Types of Precision Cleavers
Precision cleavers work in a variety of ways. There are three step cleavers that require technicians to go through three steps in order to cleave the fiber. These steps usually include closing the lid, pushing the cleaver blade to cut your fiber, and then opening the lid to remove the cleaved fiber. There are one step cleavers where all you do is push the lid down and the cleaver will do everything else, including sliding the cleaver blade and moving the piece of glass into your scrap bin. These kinds of cleavers have helped to speed up the process, and make it easier to prep your fiber for splicing.
When using a cleaver there are a couple of things that you need to pay attention to in order to maintain the cleaver. One of these maintenance tasks is the rotating of the cleaver blade. A cleaver blade has up to 16 different positions that are used and each position has a limit on how many cleaves it can perform well.
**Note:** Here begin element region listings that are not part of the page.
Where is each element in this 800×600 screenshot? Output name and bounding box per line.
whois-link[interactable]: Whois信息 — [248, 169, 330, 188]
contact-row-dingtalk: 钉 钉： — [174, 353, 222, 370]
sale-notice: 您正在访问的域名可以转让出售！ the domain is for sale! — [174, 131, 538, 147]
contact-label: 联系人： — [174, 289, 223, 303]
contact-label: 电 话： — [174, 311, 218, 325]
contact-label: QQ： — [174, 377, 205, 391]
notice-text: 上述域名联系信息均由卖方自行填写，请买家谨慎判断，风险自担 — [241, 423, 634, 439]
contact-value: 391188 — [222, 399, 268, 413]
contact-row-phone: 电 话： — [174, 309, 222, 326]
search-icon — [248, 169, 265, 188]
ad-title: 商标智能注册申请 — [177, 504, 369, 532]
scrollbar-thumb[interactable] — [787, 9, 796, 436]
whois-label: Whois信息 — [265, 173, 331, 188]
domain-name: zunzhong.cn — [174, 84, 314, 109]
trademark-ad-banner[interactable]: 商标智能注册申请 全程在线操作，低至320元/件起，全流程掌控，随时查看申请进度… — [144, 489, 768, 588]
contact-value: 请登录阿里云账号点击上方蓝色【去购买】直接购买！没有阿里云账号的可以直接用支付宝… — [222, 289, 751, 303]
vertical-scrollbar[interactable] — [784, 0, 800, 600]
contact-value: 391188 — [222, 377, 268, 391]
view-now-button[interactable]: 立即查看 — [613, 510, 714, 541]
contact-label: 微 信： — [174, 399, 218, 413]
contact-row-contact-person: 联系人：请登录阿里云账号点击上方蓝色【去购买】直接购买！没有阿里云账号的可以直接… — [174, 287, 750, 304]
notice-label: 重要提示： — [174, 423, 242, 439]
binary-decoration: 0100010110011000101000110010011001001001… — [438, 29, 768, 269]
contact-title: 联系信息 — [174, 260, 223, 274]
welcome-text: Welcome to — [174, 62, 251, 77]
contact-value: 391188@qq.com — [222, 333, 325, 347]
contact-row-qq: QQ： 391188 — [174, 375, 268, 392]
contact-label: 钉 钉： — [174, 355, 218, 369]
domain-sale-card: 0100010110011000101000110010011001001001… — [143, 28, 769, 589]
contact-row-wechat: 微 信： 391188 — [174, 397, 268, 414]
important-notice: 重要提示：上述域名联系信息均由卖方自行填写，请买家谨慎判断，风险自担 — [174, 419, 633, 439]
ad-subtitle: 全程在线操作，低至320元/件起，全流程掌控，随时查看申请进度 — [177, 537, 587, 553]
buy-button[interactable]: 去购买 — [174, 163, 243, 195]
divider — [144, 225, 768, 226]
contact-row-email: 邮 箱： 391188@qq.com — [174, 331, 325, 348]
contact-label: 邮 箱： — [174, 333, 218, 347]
Each position is good for roughly one thousand cleaves. So every thousand cleaves the blade should be rotated to a new position.
Auto Rotating Blades
Most recently there have been upgrades to cleaver technology that assist to extend the life of a blade, as well as making it easier on a tech to maintain. One of these features is an auto rotating blade. This assists in making sure that the blade is used evenly and it will help to extend the life of the blade. How it works is that every time you make a cleave on a piece of fiber the blade automatically rotates to the next position on the blade. This will help extend the life of a blade.
There are times when you will cleave on a set position and it will get worn quickly or produce bad cleaves and force you to rotate the blade before you get the thousand cleaves in the one position. By auto rotating it helps to eliminate one position getting worn down too quickly.
Another feature that has been added to some of the newer cleavers is the Wi-Fi/Bluetooth feature which allows the cleaver to “talk” to the splicer. The splicer keeps track of the cleave count. This will tell you when a blade should be changed. If a particular position is throwing bad cleaves, it keeps track to not use a certain position on the blade itself.
In conclusion, cleavers are a very important tool when working with fiber. Make sure to maintain them, and to prep your fiber correctly, and you will have a very successful job and you will save money and time.